The PDE Method for the Analysis of Randomized Load Balancing Networks

We introduce a new framework for the analysis of large-scale load balancing networks with general service time distributions, motivated by applications in server farms, distributed memory machines, cloud computing and communication systems. For a parallel server network using the so-called $SQ(d)$ load balancing routing policy, we use a novel representation for the state of the system and identify its fluid limit, when the number of servers goes to infinity and the arrival rate per server tends to a constant. The fluid limit is characterized as the unique solution to a countable system of coupled partial differential equations (PDE), which serve to approximate transient Quality of Service parameters such as the expected virtual waiting time and queue length distribution. In the special case when the service time distribution is exponential, our method recovers the well-known ordinary differential equation characterization of the fluid limit. Furthermore, we develop a numerical scheme to solve the PDE, and demonstrate the efficacy of the PDE approximation by comparing it with Monte Carlo simulations. We also illustrate how the PDE can be used to gain insight into the performance of large networks in practical scenarios by analyzing relaxation times in a backlogged network. In particular, our numerical approximation of the PDE uncovers two interesting properties of relaxation times under the SQ(2) algorithm.

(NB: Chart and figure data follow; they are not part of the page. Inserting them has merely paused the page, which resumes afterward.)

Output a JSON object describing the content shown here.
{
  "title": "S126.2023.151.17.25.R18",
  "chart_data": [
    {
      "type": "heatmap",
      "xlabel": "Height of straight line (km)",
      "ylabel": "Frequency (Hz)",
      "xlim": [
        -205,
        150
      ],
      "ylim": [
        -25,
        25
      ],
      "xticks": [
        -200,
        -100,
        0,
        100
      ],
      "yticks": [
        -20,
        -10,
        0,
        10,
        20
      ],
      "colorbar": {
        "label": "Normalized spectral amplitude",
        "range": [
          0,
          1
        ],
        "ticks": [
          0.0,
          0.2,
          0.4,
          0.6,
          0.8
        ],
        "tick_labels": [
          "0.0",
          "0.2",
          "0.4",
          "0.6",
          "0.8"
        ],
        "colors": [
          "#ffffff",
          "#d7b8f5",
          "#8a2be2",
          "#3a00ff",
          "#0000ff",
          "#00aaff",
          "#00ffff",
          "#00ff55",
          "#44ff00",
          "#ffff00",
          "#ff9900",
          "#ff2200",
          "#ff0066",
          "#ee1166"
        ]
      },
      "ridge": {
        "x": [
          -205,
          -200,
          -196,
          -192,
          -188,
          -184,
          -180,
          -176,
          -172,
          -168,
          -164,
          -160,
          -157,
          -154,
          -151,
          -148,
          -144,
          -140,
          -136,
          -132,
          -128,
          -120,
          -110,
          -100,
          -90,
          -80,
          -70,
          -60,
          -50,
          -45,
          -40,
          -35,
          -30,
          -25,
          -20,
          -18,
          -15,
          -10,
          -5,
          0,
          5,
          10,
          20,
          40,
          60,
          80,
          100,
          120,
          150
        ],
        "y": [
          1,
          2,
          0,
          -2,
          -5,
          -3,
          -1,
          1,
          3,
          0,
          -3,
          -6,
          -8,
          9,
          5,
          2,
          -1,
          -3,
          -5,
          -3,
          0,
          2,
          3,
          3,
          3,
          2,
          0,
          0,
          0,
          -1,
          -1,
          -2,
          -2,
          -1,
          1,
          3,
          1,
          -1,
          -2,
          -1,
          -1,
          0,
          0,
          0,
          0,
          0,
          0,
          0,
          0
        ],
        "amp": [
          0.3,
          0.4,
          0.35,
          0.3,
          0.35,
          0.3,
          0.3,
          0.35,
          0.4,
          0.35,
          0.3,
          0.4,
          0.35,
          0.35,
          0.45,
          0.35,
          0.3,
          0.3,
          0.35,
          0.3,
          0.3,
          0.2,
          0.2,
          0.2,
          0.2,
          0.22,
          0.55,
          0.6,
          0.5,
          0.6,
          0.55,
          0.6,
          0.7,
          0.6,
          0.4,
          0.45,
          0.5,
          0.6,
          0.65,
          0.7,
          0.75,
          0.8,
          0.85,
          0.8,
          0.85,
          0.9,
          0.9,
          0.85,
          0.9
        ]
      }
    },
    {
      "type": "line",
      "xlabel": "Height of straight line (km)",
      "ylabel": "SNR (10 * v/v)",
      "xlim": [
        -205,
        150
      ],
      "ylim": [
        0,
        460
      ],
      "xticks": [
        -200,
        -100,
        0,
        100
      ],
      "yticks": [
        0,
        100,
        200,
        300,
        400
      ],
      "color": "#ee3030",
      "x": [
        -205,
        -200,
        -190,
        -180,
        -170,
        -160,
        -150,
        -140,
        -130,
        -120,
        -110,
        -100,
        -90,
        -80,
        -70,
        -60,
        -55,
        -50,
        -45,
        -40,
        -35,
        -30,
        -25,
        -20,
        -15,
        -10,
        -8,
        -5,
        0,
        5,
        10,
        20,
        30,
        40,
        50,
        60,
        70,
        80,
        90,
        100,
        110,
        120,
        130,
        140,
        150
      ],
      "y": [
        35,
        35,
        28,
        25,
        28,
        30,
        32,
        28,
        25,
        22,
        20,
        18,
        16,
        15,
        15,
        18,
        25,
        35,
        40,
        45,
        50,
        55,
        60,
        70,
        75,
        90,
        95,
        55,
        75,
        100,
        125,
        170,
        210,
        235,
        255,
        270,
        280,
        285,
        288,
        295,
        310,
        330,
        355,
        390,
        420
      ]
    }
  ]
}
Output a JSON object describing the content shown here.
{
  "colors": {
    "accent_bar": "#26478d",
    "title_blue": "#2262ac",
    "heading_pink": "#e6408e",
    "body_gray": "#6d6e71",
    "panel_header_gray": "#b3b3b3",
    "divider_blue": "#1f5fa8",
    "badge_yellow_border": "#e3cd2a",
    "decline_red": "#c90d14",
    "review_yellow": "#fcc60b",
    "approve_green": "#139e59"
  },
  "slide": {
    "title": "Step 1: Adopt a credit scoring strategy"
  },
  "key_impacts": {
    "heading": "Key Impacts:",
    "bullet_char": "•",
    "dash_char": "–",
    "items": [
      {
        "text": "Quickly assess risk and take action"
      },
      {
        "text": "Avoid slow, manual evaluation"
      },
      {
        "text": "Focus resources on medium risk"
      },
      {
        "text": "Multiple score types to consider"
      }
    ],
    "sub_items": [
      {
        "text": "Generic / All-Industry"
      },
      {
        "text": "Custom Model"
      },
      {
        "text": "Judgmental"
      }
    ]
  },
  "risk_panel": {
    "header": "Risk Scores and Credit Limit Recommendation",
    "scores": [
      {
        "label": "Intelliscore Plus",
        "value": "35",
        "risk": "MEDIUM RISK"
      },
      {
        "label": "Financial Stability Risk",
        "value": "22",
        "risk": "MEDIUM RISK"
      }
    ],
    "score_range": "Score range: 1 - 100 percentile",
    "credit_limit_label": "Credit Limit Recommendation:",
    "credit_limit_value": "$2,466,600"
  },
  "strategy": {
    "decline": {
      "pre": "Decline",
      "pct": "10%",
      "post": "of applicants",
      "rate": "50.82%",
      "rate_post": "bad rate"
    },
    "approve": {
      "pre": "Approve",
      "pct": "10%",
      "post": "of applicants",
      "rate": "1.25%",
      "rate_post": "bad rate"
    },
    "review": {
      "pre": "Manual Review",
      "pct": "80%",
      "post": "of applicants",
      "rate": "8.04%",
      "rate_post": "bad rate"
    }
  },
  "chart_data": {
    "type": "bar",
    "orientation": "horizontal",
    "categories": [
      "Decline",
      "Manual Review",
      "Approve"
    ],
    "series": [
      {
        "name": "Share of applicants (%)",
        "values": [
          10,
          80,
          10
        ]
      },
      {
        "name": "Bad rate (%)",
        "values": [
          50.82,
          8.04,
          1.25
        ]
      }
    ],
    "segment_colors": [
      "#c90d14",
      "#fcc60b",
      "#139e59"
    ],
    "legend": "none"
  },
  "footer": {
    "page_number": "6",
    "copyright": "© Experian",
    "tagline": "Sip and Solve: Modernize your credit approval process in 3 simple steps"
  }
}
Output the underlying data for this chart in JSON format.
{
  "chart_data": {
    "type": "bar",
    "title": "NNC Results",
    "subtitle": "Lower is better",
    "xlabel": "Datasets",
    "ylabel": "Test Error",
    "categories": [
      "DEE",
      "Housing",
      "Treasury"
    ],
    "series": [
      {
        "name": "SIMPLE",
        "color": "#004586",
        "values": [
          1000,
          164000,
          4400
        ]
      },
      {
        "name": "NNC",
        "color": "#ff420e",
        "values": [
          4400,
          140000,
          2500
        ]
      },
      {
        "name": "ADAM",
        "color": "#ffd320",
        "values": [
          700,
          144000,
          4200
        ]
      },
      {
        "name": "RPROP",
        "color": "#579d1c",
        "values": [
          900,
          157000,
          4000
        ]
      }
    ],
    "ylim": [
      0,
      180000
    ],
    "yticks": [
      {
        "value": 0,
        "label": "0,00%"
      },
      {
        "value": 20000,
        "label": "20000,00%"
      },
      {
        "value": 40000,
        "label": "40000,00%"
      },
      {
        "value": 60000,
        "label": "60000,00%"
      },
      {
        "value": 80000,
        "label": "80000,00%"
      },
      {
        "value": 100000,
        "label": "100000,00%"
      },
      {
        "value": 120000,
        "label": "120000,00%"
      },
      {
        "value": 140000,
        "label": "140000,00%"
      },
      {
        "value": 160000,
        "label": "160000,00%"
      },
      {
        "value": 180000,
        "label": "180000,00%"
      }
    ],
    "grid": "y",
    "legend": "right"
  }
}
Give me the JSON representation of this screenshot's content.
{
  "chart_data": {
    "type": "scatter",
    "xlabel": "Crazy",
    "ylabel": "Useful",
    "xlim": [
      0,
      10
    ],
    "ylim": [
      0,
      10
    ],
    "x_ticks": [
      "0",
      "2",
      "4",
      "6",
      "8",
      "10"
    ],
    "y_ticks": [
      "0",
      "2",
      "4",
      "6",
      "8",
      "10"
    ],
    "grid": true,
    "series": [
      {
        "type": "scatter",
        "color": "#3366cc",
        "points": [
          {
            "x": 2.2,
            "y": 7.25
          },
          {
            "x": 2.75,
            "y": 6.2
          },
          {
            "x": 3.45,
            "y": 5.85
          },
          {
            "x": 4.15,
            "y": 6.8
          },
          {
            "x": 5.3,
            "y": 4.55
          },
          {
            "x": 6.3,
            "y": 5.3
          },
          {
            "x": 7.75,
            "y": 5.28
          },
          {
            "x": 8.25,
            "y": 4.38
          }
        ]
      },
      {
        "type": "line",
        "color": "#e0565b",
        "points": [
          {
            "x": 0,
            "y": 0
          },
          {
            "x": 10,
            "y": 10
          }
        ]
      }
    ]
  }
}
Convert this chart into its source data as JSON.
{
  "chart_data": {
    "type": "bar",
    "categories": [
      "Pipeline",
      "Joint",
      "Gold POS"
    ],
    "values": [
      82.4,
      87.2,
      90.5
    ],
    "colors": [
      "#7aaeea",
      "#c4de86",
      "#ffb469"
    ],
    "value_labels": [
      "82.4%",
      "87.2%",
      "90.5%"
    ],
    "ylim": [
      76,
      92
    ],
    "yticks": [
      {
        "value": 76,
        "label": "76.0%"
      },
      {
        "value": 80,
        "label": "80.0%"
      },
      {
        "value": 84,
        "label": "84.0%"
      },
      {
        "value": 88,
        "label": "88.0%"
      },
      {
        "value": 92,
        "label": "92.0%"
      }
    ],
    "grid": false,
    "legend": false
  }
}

Firstly, when the service time distribution is Pareto with unit mean, the relaxation time decreases as the tail becomes heavier. This is a priori counterintuitive given that for the Pareto distribution, heavier tails have been shown to lead to worse tail behavior in equilibrium. Secondly, for unit mean light-tailed service distributions such as the Weibull and lognormal, the relaxation time decreases as the variance increases. This is in contrast to the behavior observed under random routing, where the relaxation time increases with increase in variance. © 2018 ACM.